Na comparação efetuada entre grupos em relação ao perfil de excreção de hormônios, o GR2 apresentou maior perfil de excreção, principalmente, pela presença de encontros entre grupos, evidenciada na correlação positiva entre os comportamentos agonísticos e ambos os hormônios, cortisol e andrógenos.
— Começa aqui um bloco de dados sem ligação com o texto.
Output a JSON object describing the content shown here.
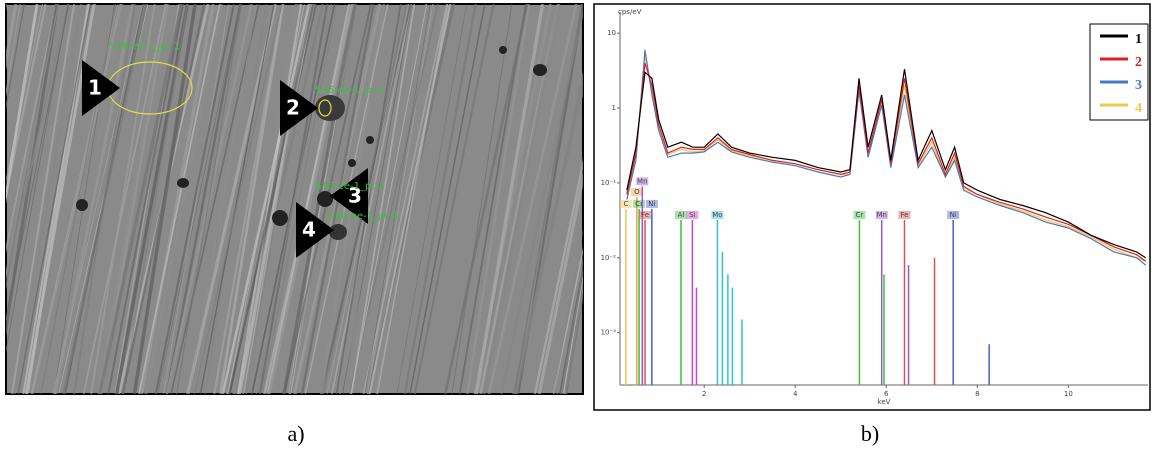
{
  "captions": [
    "a)",
    "b)"
  ],
  "points": [
    {
      "label": "1",
      "tag": "S16-ee-1_pt 1"
    },
    {
      "label": "2",
      "tag": "S16-ee-1_pt 2"
    },
    {
      "label": "3",
      "tag": "S16-ee-1_pt 3"
    },
    {
      "label": "4",
      "tag": "S16-ee-1_pt 4"
    }
  ],
  "chart_data": {
    "type": "line",
    "ylabel": "cps/eV",
    "xlabel": "keV",
    "log_y": true,
    "xlim": [
      0.15,
      11.75
    ],
    "xticks": [
      2,
      4,
      6,
      8,
      10
    ],
    "ylim": [
      0.0002,
      15
    ],
    "yticks": [
      {
        "value": 0.001,
        "label": "10⁻³"
      },
      {
        "value": 0.01,
        "label": "10⁻²"
      },
      {
        "value": 0.1,
        "label": "10⁻¹"
      },
      1,
      10
    ],
    "x": [
      0.3,
      0.5,
      0.7,
      0.85,
      1.0,
      1.2,
      1.5,
      1.75,
      2.0,
      2.3,
      2.6,
      3.0,
      3.5,
      4.0,
      4.5,
      5.0,
      5.2,
      5.4,
      5.6,
      5.9,
      6.1,
      6.4,
      6.7,
      7.0,
      7.3,
      7.5,
      7.7,
      8.0,
      8.5,
      9.0,
      9.5,
      10.0,
      10.5,
      11.0,
      11.5,
      11.7
    ],
    "series": [
      {
        "name": "1",
        "color": "#000000",
        "values": [
          0.08,
          0.3,
          3,
          2.5,
          0.7,
          0.3,
          0.35,
          0.3,
          0.3,
          0.45,
          0.3,
          0.25,
          0.22,
          0.2,
          0.16,
          0.14,
          0.15,
          2.5,
          0.3,
          1.5,
          0.2,
          3.3,
          0.2,
          0.5,
          0.15,
          0.3,
          0.1,
          0.08,
          0.06,
          0.05,
          0.04,
          0.03,
          0.02,
          0.015,
          0.012,
          0.01
        ]
      },
      {
        "name": "2",
        "color": "#e02020",
        "values": [
          0.07,
          0.25,
          4,
          2,
          0.6,
          0.25,
          0.3,
          0.28,
          0.28,
          0.4,
          0.28,
          0.24,
          0.2,
          0.18,
          0.15,
          0.13,
          0.14,
          2,
          0.25,
          1.3,
          0.18,
          2.5,
          0.18,
          0.4,
          0.13,
          0.25,
          0.09,
          0.07,
          0.055,
          0.045,
          0.035,
          0.028,
          0.02,
          0.014,
          0.011,
          0.009
        ]
      },
      {
        "name": "3",
        "color": "#4a78c0",
        "values": [
          0.06,
          0.2,
          6,
          1.5,
          0.5,
          0.22,
          0.25,
          0.25,
          0.26,
          0.35,
          0.26,
          0.22,
          0.19,
          0.17,
          0.14,
          0.12,
          0.13,
          1.7,
          0.22,
          1.1,
          0.16,
          1.5,
          0.16,
          0.3,
          0.12,
          0.2,
          0.08,
          0.065,
          0.05,
          0.04,
          0.03,
          0.025,
          0.018,
          0.012,
          0.01,
          0.008
        ]
      },
      {
        "name": "4",
        "color": "#f0c850",
        "values": [
          0.07,
          0.22,
          5,
          1.8,
          0.55,
          0.24,
          0.28,
          0.26,
          0.27,
          0.38,
          0.27,
          0.23,
          0.2,
          0.18,
          0.15,
          0.13,
          0.13,
          1.9,
          0.24,
          1.2,
          0.17,
          2,
          0.17,
          0.35,
          0.12,
          0.22,
          0.085,
          0.07,
          0.052,
          0.042,
          0.032,
          0.026,
          0.019,
          0.013,
          0.01,
          0.009
        ]
      }
    ],
    "element_lines": [
      {
        "label": "C",
        "x": 0.28,
        "top": 0.045,
        "color": "#f0c850"
      },
      {
        "label": "O",
        "x": 0.52,
        "top": 0.065,
        "color": "#f0a040"
      },
      {
        "label": "Cr",
        "x": 0.57,
        "top": 0.045,
        "color": "#3cc23c"
      },
      {
        "label": "Mn",
        "x": 0.64,
        "top": 0.09,
        "color": "#9b59d0"
      },
      {
        "label": "Fe",
        "x": 0.7,
        "top": 0.032,
        "color": "#e05050"
      },
      {
        "label": "Ni",
        "x": 0.85,
        "top": 0.045,
        "color": "#4a60d0"
      },
      {
        "label": "Al",
        "x": 1.49,
        "top": 0.032,
        "color": "#3cc23c"
      },
      {
        "label": "Si",
        "x": 1.74,
        "top": 0.032,
        "color": "#d040d0"
      },
      {
        "label": "Mo",
        "x": 2.29,
        "top": 0.032,
        "color": "#30c0d0"
      },
      {
        "label": "Cr",
        "x": 5.41,
        "top": 0.032,
        "color": "#3cc23c"
      },
      {
        "label": "Mn",
        "x": 5.9,
        "top": 0.032,
        "color": "#9b59d0"
      },
      {
        "label": "Fe",
        "x": 6.4,
        "top": 0.032,
        "color": "#e05050"
      },
      {
        "label": "Ni",
        "x": 7.47,
        "top": 0.032,
        "color": "#4a60d0"
      }
    ],
    "extra_lines": [
      {
        "x": 2.4,
        "top": 0.012,
        "color": "#30c0d0"
      },
      {
        "x": 2.52,
        "top": 0.006,
        "color": "#30c0d0"
      },
      {
        "x": 2.62,
        "top": 0.004,
        "color": "#30c0d0"
      },
      {
        "x": 2.83,
        "top": 0.0015,
        "color": "#30c0d0"
      },
      {
        "x": 1.83,
        "top": 0.004,
        "color": "#d040d0"
      },
      {
        "x": 5.95,
        "top": 0.006,
        "color": "#3cc23c"
      },
      {
        "x": 6.49,
        "top": 0.008,
        "color": "#9b59d0"
      },
      {
        "x": 7.06,
        "top": 0.01,
        "color": "#e05050"
      },
      {
        "x": 8.26,
        "top": 0.0007,
        "color": "#4a60d0"
      }
    ]
  }
}
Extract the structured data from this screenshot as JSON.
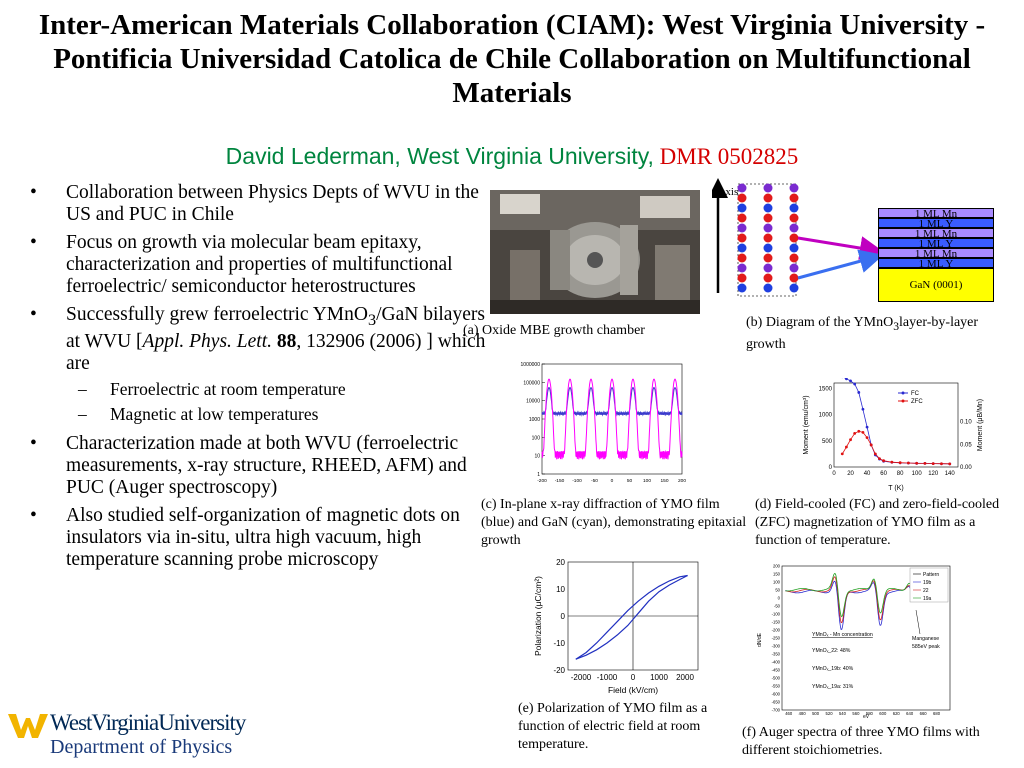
{
  "title": "Inter-American Materials Collaboration (CIAM): West Virginia University - Pontificia Universidad Catolica de Chile Collaboration on Multifunctional Materials",
  "author": {
    "name": "David Lederman, West Virginia University,",
    "grant": "DMR 0502825"
  },
  "bullets": {
    "b1": "Collaboration between Physics Depts of WVU in the US and PUC in Chile",
    "b2": "Focus on growth via molecular beam epitaxy, characterization and properties of multifunctional ferroelectric/ semiconductor heterostructures",
    "b3": {
      "pre": "Successfully grew ferroelectric YMnO",
      "sub3": "3",
      "mid": "/GaN bilayers at WVU [",
      "journal": "Appl. Phys. Lett.",
      "vol": "88",
      "post": ", 132906 (2006) ] which are",
      "subs": [
        "Ferroelectric at room temperature",
        "Magnetic at low temperatures"
      ]
    },
    "b4": "Characterization made at both WVU (ferroelectric measurements, x-ray structure, RHEED, AFM) and PUC (Auger spectroscopy)",
    "b5": "Also studied self-organization of magnetic dots on insulators via in-situ, ultra high vacuum, high temperature scanning probe microscopy"
  },
  "captions": {
    "a": "(a)  Oxide MBE growth chamber",
    "b_pre": "(b)  Diagram of the YMnO",
    "b_sub": "3",
    "b_post": "layer-by-layer growth",
    "c": "(c)  In-plane x-ray diffraction of YMO film (blue) and GaN (cyan), demonstrating epitaxial growth",
    "d": "(d)  Field-cooled (FC) and zero-field-cooled (ZFC) magnetization of YMO film as a function of temperature.",
    "e": "(e)  Polarization of YMO film as a function of electric field at room temperature.",
    "f": "(f)  Auger spectra of three YMO films with different stoichiometries."
  },
  "diagram_b": {
    "axis_label": "c-axis",
    "layers": [
      "1 ML Mn",
      "1 ML Y",
      "1 ML Mn",
      "1 ML Y",
      "1 ML Mn",
      "1 ML Y"
    ],
    "substrate": "GaN (0001)",
    "colors": {
      "y_atom": "#e21b1b",
      "mn_atom": "#1f3fe0",
      "o_atom": "#7a2bd0",
      "layer_mn": "#a98bff",
      "layer_y": "#3a5cff",
      "substrate": "#ffff00",
      "arrow1": "#c000c0",
      "arrow2": "#3a6ff0"
    }
  },
  "chart_data": [
    {
      "type": "line",
      "id": "c",
      "x": [
        -200,
        -180,
        -160,
        -140,
        -120,
        -100,
        -80,
        -60,
        -40,
        -20,
        0,
        20,
        40,
        60,
        80,
        100,
        120,
        140,
        160,
        180
      ],
      "ylim_log": [
        1,
        1000000
      ],
      "yticks": [
        "1000000",
        "100000",
        "10000",
        "1000",
        "100",
        "10",
        "1"
      ],
      "xticks": [
        "-200",
        "-150",
        "-100",
        "-50",
        "0",
        "50",
        "100",
        "150",
        "200"
      ],
      "peaks": [
        -180,
        -120,
        -60,
        0,
        60,
        120,
        180
      ],
      "series": [
        {
          "color": "#3a3acc",
          "base": 2000,
          "peak": 50000
        },
        {
          "color": "#ff00ff",
          "base": 12,
          "peak": 150000
        }
      ]
    },
    {
      "type": "line",
      "id": "d",
      "xlabel": "T (K)",
      "ylabel": "Moment (emu/cm³)",
      "y2label": "Moment (μB/Mn)",
      "xlim": [
        0,
        150
      ],
      "ylim": [
        0,
        1600
      ],
      "xticks": [
        "0",
        "20",
        "40",
        "60",
        "80",
        "100",
        "120",
        "140"
      ],
      "yticks": [
        "0",
        "500",
        "1000",
        "1500"
      ],
      "y2ticks": [
        "0.00",
        "0.05",
        "0.10"
      ],
      "legend": [
        "FC",
        "ZFC"
      ],
      "series": [
        {
          "name": "FC",
          "color": "#2a2ad0",
          "x": [
            10,
            15,
            20,
            25,
            30,
            35,
            40,
            45,
            50,
            55,
            60,
            70,
            80,
            90,
            100,
            110,
            120,
            130,
            140
          ],
          "y": [
            1720,
            1680,
            1640,
            1580,
            1420,
            1100,
            760,
            420,
            230,
            150,
            110,
            90,
            80,
            75,
            70,
            68,
            65,
            62,
            60
          ]
        },
        {
          "name": "ZFC",
          "color": "#e01010",
          "x": [
            10,
            15,
            20,
            25,
            30,
            35,
            40,
            45,
            50,
            55,
            60,
            70,
            80,
            90,
            100,
            110,
            120,
            130,
            140
          ],
          "y": [
            250,
            380,
            520,
            640,
            680,
            660,
            560,
            420,
            250,
            160,
            120,
            92,
            82,
            76,
            71,
            68,
            65,
            62,
            60
          ]
        }
      ]
    },
    {
      "type": "line",
      "id": "e",
      "xlabel": "Field (kV/cm)",
      "ylabel": "Polarization (μC/cm²)",
      "xlim": [
        -2500,
        2500
      ],
      "ylim": [
        -20,
        20
      ],
      "xticks": [
        "-2000",
        "-1000",
        "0",
        "1000",
        "2000"
      ],
      "yticks": [
        "20",
        "10",
        "0",
        "-10",
        "-20"
      ],
      "series": [
        {
          "name": "up",
          "color": "#2030c0",
          "x": [
            -2200,
            -1800,
            -1400,
            -1000,
            -600,
            -200,
            200,
            600,
            1000,
            1400,
            1800,
            2100
          ],
          "y": [
            -16,
            -14.5,
            -12.5,
            -10,
            -7,
            -3.5,
            1,
            5.5,
            9,
            11.5,
            13.5,
            15
          ]
        },
        {
          "name": "down",
          "color": "#2030c0",
          "x": [
            2100,
            1800,
            1400,
            1000,
            600,
            200,
            -200,
            -600,
            -1000,
            -1400,
            -1800,
            -2200
          ],
          "y": [
            15,
            14.5,
            13,
            11,
            8.5,
            5.5,
            2,
            -2,
            -6,
            -10,
            -13.5,
            -16
          ]
        }
      ]
    },
    {
      "type": "line",
      "id": "f",
      "xlabel": "eV",
      "ylabel": "dN/dE",
      "xlim": [
        450,
        700
      ],
      "ylim": [
        -700,
        200
      ],
      "xticks": [
        "460",
        "480",
        "500",
        "520",
        "540",
        "560",
        "580",
        "600",
        "620",
        "640",
        "660",
        "680"
      ],
      "yticks": [
        "200",
        "150",
        "100",
        "50",
        "0",
        "-50",
        "-100",
        "-150",
        "-200",
        "-250",
        "-300",
        "-350",
        "-400",
        "-450",
        "-500",
        "-550",
        "-600",
        "-650",
        "-700"
      ],
      "legend": [
        "Pattern",
        "19b",
        "22",
        "19a"
      ],
      "annotations": [
        "YMnOₓ - Mn concentration",
        "YMnOₓ_22: 48%",
        "YMnOₓ_19b: 40%",
        "YMnOₓ_19a: 31%",
        "Manganese",
        "585eV peak"
      ],
      "series": [
        {
          "name": "19b",
          "color": "#2a2ad0"
        },
        {
          "name": "22",
          "color": "#d02020"
        },
        {
          "name": "19a",
          "color": "#20a020"
        }
      ]
    }
  ]
}
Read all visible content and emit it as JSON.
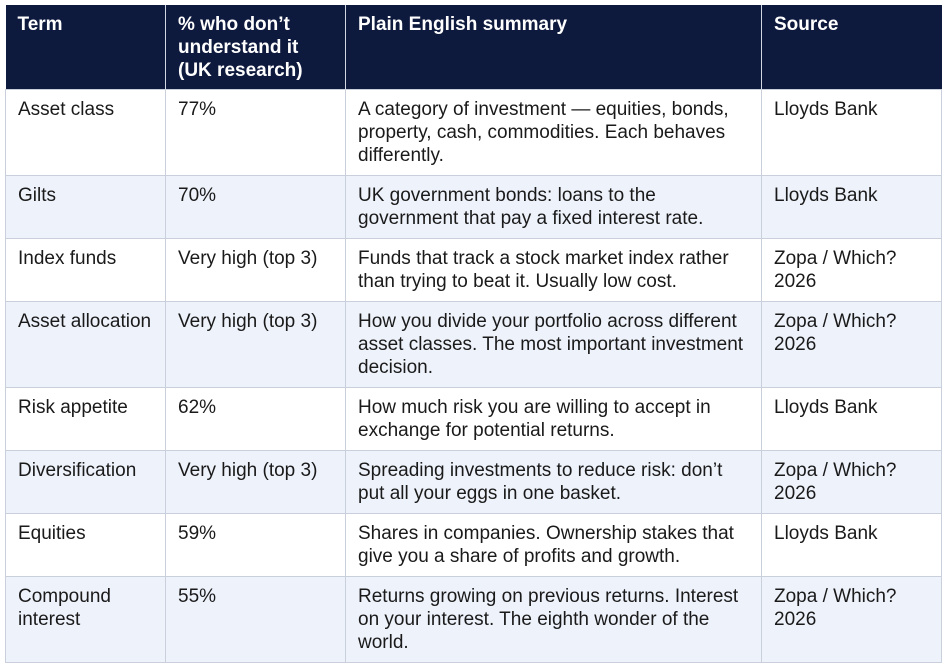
{
  "table": {
    "headers": [
      "Term",
      "% who don’t understand it (UK research)",
      "Plain English summary",
      "Source"
    ],
    "rows": [
      {
        "term": "Asset class",
        "percent": "77%",
        "summary": "A category of investment — equities, bonds, property, cash, commodities. Each behaves differently.",
        "source": "Lloyds Bank"
      },
      {
        "term": "Gilts",
        "percent": "70%",
        "summary": "UK government bonds: loans to the government that pay a fixed interest rate.",
        "source": "Lloyds Bank"
      },
      {
        "term": "Index funds",
        "percent": "Very high (top 3)",
        "summary": "Funds that track a stock market index rather than trying to beat it. Usually low cost.",
        "source": "Zopa / Which? 2026"
      },
      {
        "term": "Asset allocation",
        "percent": "Very high (top 3)",
        "summary": "How you divide your portfolio across different asset classes. The most important investment decision.",
        "source": "Zopa / Which? 2026"
      },
      {
        "term": "Risk appetite",
        "percent": "62%",
        "summary": "How much risk you are willing to accept in exchange for potential returns.",
        "source": "Lloyds Bank"
      },
      {
        "term": "Diversification",
        "percent": "Very high (top 3)",
        "summary": "Spreading investments to reduce risk: don’t put all your eggs in one basket.",
        "source": "Zopa / Which? 2026"
      },
      {
        "term": "Equities",
        "percent": "59%",
        "summary": "Shares in companies. Ownership stakes that give you a share of profits and growth.",
        "source": "Lloyds Bank"
      },
      {
        "term": "Compound interest",
        "percent": "55%",
        "summary": "Returns growing on previous returns. Interest on your interest. The eighth wonder of the world.",
        "source": "Zopa / Which? 2026"
      }
    ]
  }
}
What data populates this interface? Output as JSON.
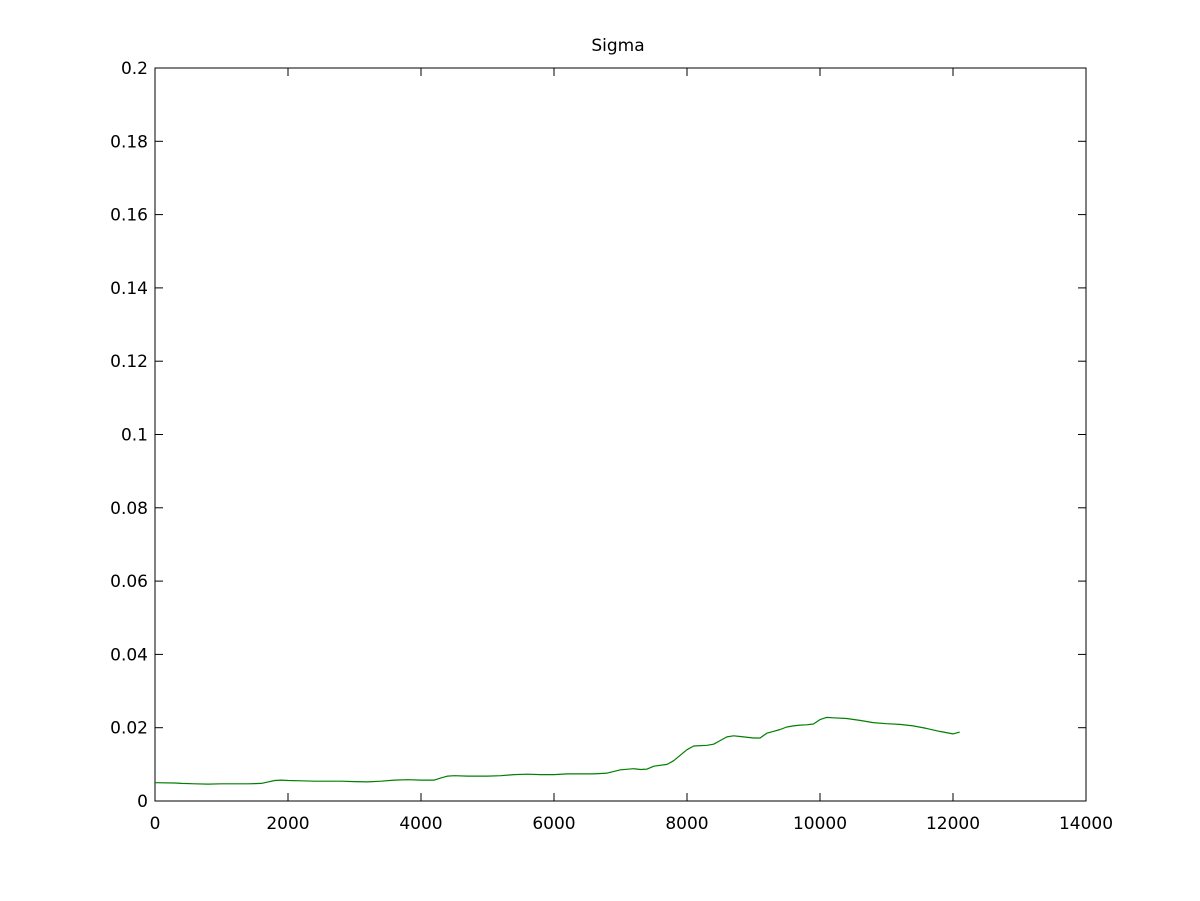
{
  "chart_data": {
    "type": "line",
    "title": "Sigma",
    "xlabel": "",
    "ylabel": "",
    "xlim": [
      0,
      14000
    ],
    "ylim": [
      0,
      0.2
    ],
    "x_ticks": [
      0,
      2000,
      4000,
      6000,
      8000,
      10000,
      12000,
      14000
    ],
    "x_tick_labels": [
      "0",
      "2000",
      "4000",
      "6000",
      "8000",
      "10000",
      "12000",
      "14000"
    ],
    "y_ticks": [
      0,
      0.02,
      0.04,
      0.06,
      0.08,
      0.1,
      0.12,
      0.14,
      0.16,
      0.18,
      0.2
    ],
    "y_tick_labels": [
      "0",
      "0.02",
      "0.04",
      "0.06",
      "0.08",
      "0.1",
      "0.12",
      "0.14",
      "0.16",
      "0.18",
      "0.2"
    ],
    "grid": false,
    "series": [
      {
        "color": "#007f00",
        "x": [
          0,
          300,
          400,
          600,
          800,
          1000,
          1200,
          1400,
          1600,
          1700,
          1800,
          1900,
          2000,
          2200,
          2400,
          2600,
          2800,
          3000,
          3200,
          3400,
          3600,
          3800,
          4000,
          4200,
          4300,
          4400,
          4500,
          4700,
          5000,
          5200,
          5400,
          5600,
          5800,
          6000,
          6200,
          6400,
          6600,
          6800,
          7000,
          7200,
          7300,
          7400,
          7500,
          7700,
          7800,
          8000,
          8100,
          8300,
          8400,
          8500,
          8600,
          8700,
          8800,
          9000,
          9100,
          9200,
          9300,
          9400,
          9500,
          9600,
          9700,
          9800,
          9900,
          10000,
          10100,
          10200,
          10400,
          10600,
          10800,
          11000,
          11200,
          11400,
          11600,
          11800,
          12000,
          12100
        ],
        "y": [
          0.005,
          0.0049,
          0.0048,
          0.0047,
          0.0046,
          0.0047,
          0.0047,
          0.0047,
          0.0048,
          0.0052,
          0.0056,
          0.0057,
          0.0056,
          0.0055,
          0.0054,
          0.0054,
          0.0054,
          0.0053,
          0.0052,
          0.0054,
          0.0057,
          0.0058,
          0.0057,
          0.0057,
          0.0063,
          0.0068,
          0.0069,
          0.0068,
          0.0068,
          0.0069,
          0.0072,
          0.0073,
          0.0072,
          0.0072,
          0.0074,
          0.0074,
          0.0074,
          0.0076,
          0.0085,
          0.0088,
          0.0086,
          0.0087,
          0.0095,
          0.01,
          0.011,
          0.014,
          0.015,
          0.0152,
          0.0155,
          0.0165,
          0.0175,
          0.0178,
          0.0176,
          0.0172,
          0.0172,
          0.0185,
          0.019,
          0.0195,
          0.0202,
          0.0205,
          0.0207,
          0.0208,
          0.021,
          0.0222,
          0.0228,
          0.0227,
          0.0225,
          0.022,
          0.0214,
          0.0211,
          0.0209,
          0.0205,
          0.0198,
          0.019,
          0.0183,
          0.0188
        ]
      }
    ]
  }
}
Estes resultados corroboram a oitava hipótese do presente estudo, sugerindo que ambos os hormônios respondem com elevação em contextos de agonismo.

Os animais do grupo GR2 habitavam uma área diferente daquela do grupo GC1, nas cercanias das áreas de uso de outros grupos, o que não ocorreu para o grupo GC1. Assim, os valores elevados de andrógenos no grupo GR2 podem estar relacionados com a alta freqüência de agonismo entre grupos, pois de acordo com ROSS et al., (2004), a elevação dos níveis de andrógenos urinários dos machos de C. kuhlii são mais uma conseqüência do que causa de

interações agressivas em sagüis. Uma outra justificativa para os níveis de andrógenos aumentarem quando ocorrem encontros entre grupos está no fato de que durante estas situações há a oportunidade dos machos copularem (ARAUJO, 1996; LAZARO-PEREA et al., 2001), como foi observado tanto para os machos reprodutores como não reprodutores deste estudo.